I’m sorry, I have no idea what Venezuelan Adjustment is.

in SFM, you have an ambiguity of scale. did you notice that nowhere in the entire process did you have to give a known size measurement for anything you can see in the video?

as for “moving the decimal point”…

Thank you @crackwitz. I was running under the assumption that the SFM module’s reconstruction pipeline is already handling the scale ambiguity since nowhere did I see in the referenced tutorial that compensates for this once they retrieve their 3D points. I’m gonna have to download more test footage of varying resolutions and motions to verify if this behavior of the estimated 3D points being so inflated is carried all throughout.

the tutorial code doesn’t care. it’s displaying the data. the visualization does its own translation and scaling, to bring the data into view. the user notices none of that.

SFM’s scale ambiguity is a fact of the subject matter. do not expect a mere tutorial to teach you anything except how to copy code and run it, and how to use OpenCV’s APIs. to learn this stuff even superficially, you need a university-level course or book.

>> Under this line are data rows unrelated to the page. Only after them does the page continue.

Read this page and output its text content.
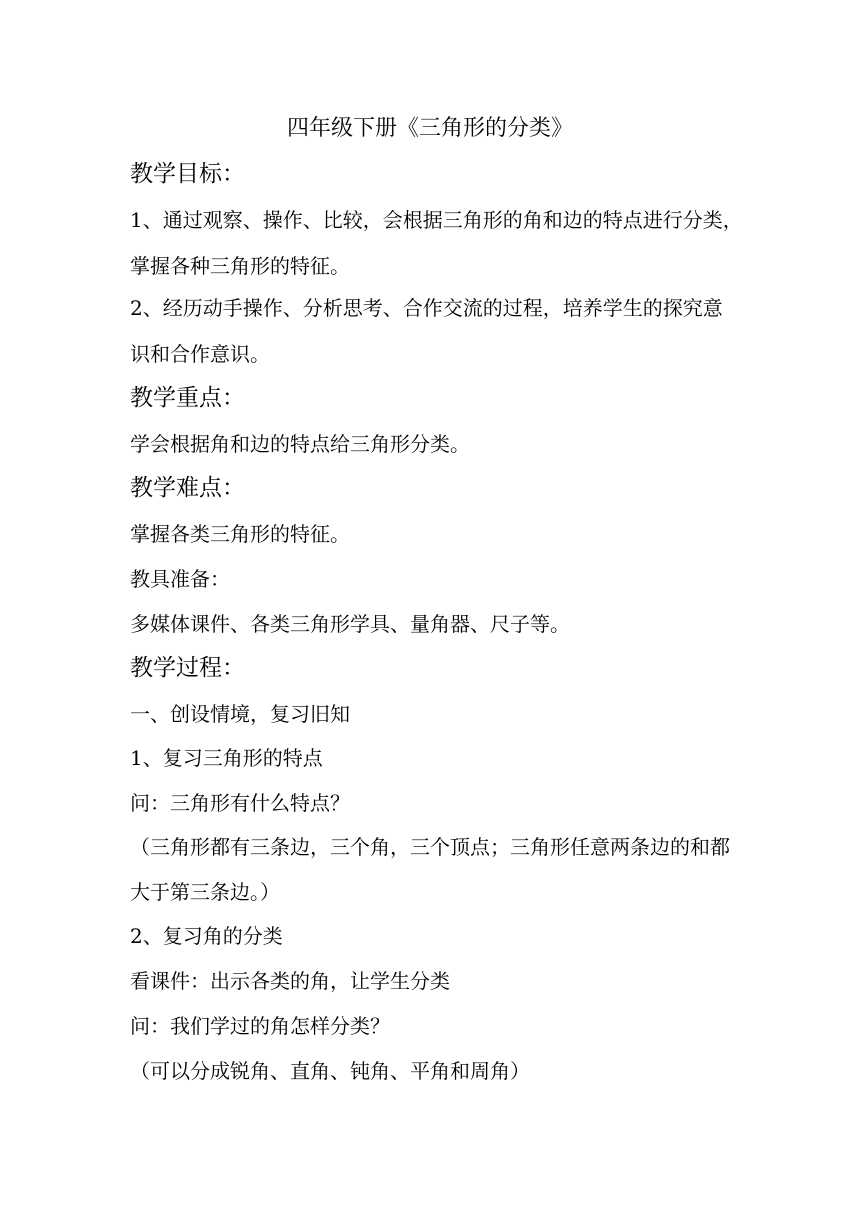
四年级下册《三角形的分类》
教学目标：
1、通过观察、操作、比较，会根据三角形的角和边的特点进行分类，
掌握各种三角形的特征。
2、经历动手操作、分析思考、合作交流的过程，培养学生的探究意
识和合作意识。
教学重点：
学会根据角和边的特点给三角形分类。
教学难点：
掌握各类三角形的特征。
教具准备：
多媒体课件、各类三角形学具、量角器、尺子等。
教学过程：
一、创设情境，复习旧知
1、复习三角形的特点
问：三角形有什么特点？
（三角形都有三条边，三个角，三个顶点；三角形任意两条边的和都
大于第三条边。）
2、复习角的分类
看课件：出示各类的角，让学生分类
问：我们学过的角怎样分类？
（可以分成锐角、直角、钝角、平角和周角）
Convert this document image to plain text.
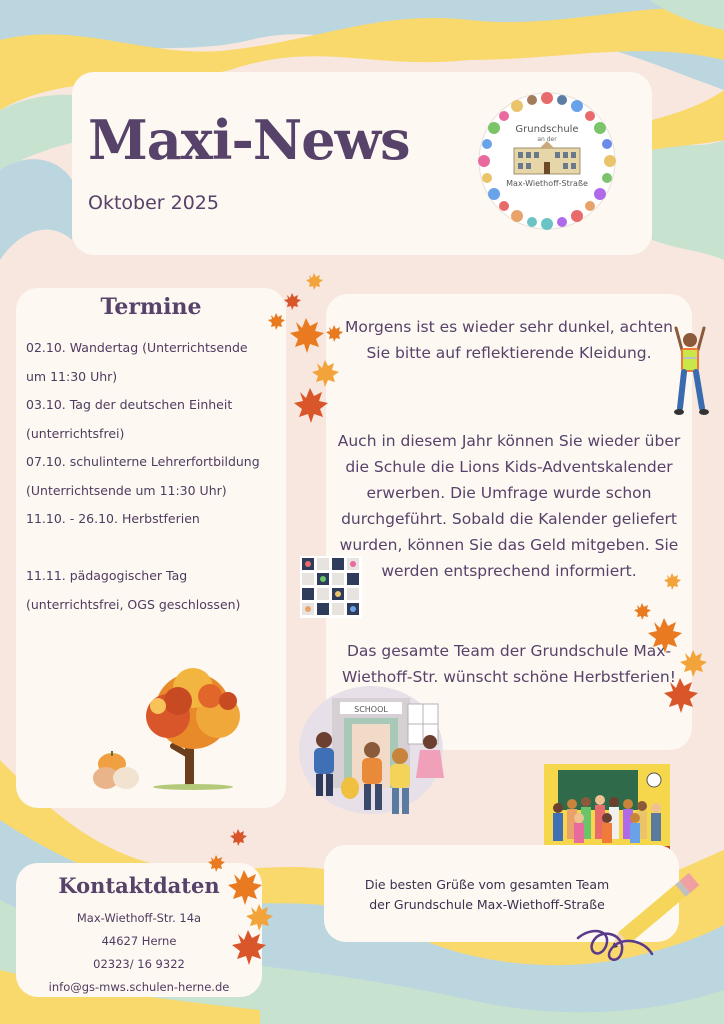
Maxi-News
Oktober 2025
Grundschule
an der
Max-Wiethoff-Straße
Termine
02.10. Wandertag (Unterrichtsende
um 11:30 Uhr)
03.10. Tag der deutschen Einheit
(unterrichtsfrei)
07.10. schulinterne Lehrerfortbildung
(Unterrichtsende um 11:30 Uhr)
11.10. - 26.10. Herbstferien

11.11. pädagogischer Tag
(unterrichtsfrei, OGS geschlossen)
Morgens ist es wieder sehr dunkel, achten Sie bitte auf reflektierende Kleidung.
Auch in diesem Jahr können Sie wieder über die Schule die Lions Kids-Adventskalender erwerben. Die Umfrage wurde schon durchgeführt. Sobald die Kalender geliefert wurden, können Sie das Geld mitgeben. Sie werden entsprechend informiert.
Das gesamte Team der Grundschule Max-Wiethoff-Str. wünscht schöne Herbstferien!
SCHOOL
Kontaktdaten
Max-Wiethoff-Str. 14a
44627 Herne
02323/ 16 9322
info@gs-mws.schulen-herne.de
Die besten Grüße vom gesamten Team
der Grundschule Max-Wiethoff-Straße
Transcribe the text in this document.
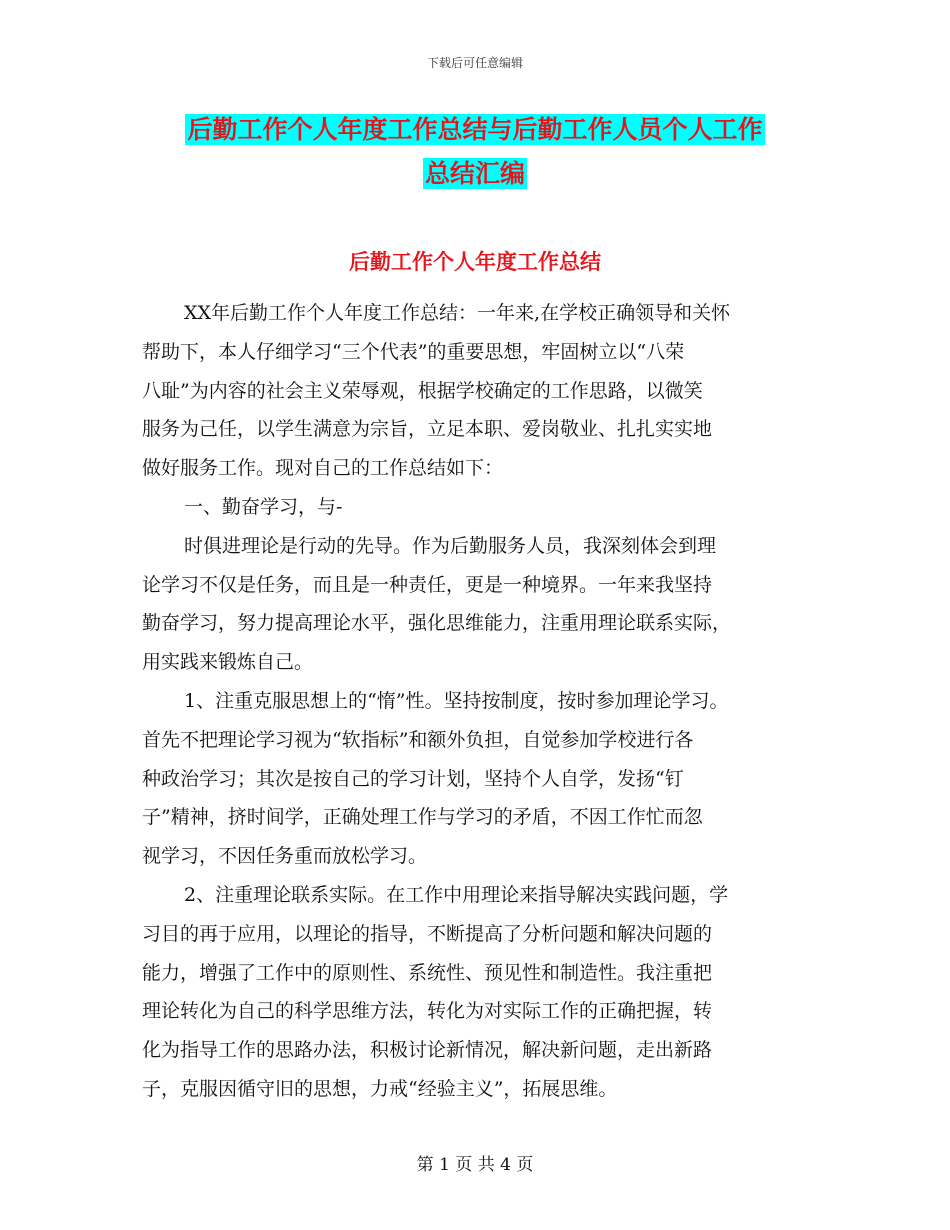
下载后可任意编辑
后勤工作个人年度工作总结与后勤工作人员个人工作
总结汇编
后勤工作个人年度工作总结

XX年后勤工作个人年度工作总结：一年来,在学校正确领导和关怀
帮助下，本人仔细学习“三个代表”的重要思想，牢固树立以“八荣
八耻”为内容的社会主义荣辱观，根据学校确定的工作思路，以微笑
服务为己任，以学生满意为宗旨，立足本职、爱岗敬业、扎扎实实地
做好服务工作。现对自己的工作总结如下：

一、勤奋学习，与-

时俱进理论是行动的先导。作为后勤服务人员，我深刻体会到理
论学习不仅是任务，而且是一种责任，更是一种境界。一年来我坚持
勤奋学习，努力提高理论水平，强化思维能力，注重用理论联系实际，
用实践来锻炼自己。

1、注重克服思想上的“惰”性。坚持按制度，按时参加理论学习。
首先不把理论学习视为“软指标”和额外负担，自觉参加学校进行各
种政治学习；其次是按自己的学习计划，坚持个人自学，发扬“钉
子”精神，挤时间学，正确处理工作与学习的矛盾，不因工作忙而忽
视学习，不因任务重而放松学习。

2、注重理论联系实际。在工作中用理论来指导解决实践问题，学
习目的再于应用，以理论的指导，不断提高了分析问题和解决问题的
能力，增强了工作中的原则性、系统性、预见性和制造性。我注重把
理论转化为自己的科学思维方法，转化为对实际工作的正确把握，转
化为指导工作的思路办法，积极讨论新情况，解决新问题，走出新路
子，克服因循守旧的思想，力戒“经验主义”，拓展思维。

第 1 页 共 4 页
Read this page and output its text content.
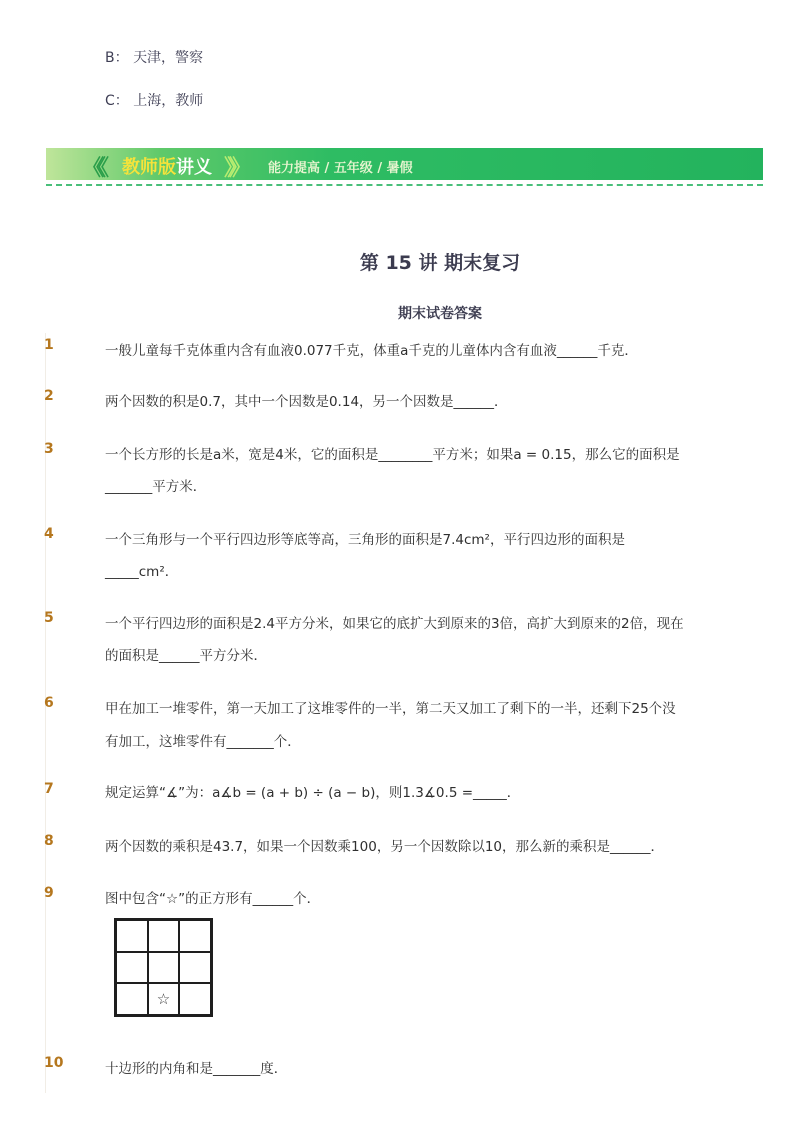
B： 天津，警察
C： 上海，教师
《《 教师版讲义 》》 能力提高 / 五年级 / 暑假
第 15 讲 期末复习
期末试卷答案
1	一般儿童每千克体重内含有血液0.077千克，体重a千克的儿童体内含有血液______千克．
2	两个因数的积是0.7，其中一个因数是0.14，另一个因数是______．
3	一个长方形的长是a米，宽是4米，它的面积是________平方米；如果a = 0.15，那么它的面积是
_______平方米．
4	一个三角形与一个平行四边形等底等高，三角形的面积是7.4cm²，平行四边形的面积是
_____cm²．
5	一个平行四边形的面积是2.4平方分米，如果它的底扩大到原来的3倍，高扩大到原来的2倍，现在
的面积是______平方分米．
6	甲在加工一堆零件，第一天加工了这堆零件的一半，第二天又加工了剩下的一半，还剩下25个没
有加工，这堆零件有_______个．
7	规定运算“∡”为：a∡b = (a + b) ÷ (a − b)，则1.3∡0.5 =_____．
8	两个因数的乘积是43.7，如果一个因数乘100，另一个因数除以10，那么新的乘积是______．
9	图中包含“☆”的正方形有______个．
10	十边形的内角和是_______度．
☆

crosspost: c++ - OpenCV SFM - Estimated 3D points from reconstruction are obscenely high - Stack Overflow

I have been diligently reading my copy of Multiple View Geometry in Computer Vision by R. Hartley and A. Zisserman for a while now, though half the material there was honestly going over my head. :grimacing: I was hoping that by learning to use the SFM module, it will expedite the process. Regardless, thank you for taking the time in answering my thread. Your point about addressing the scale ambiguity has been really helpful.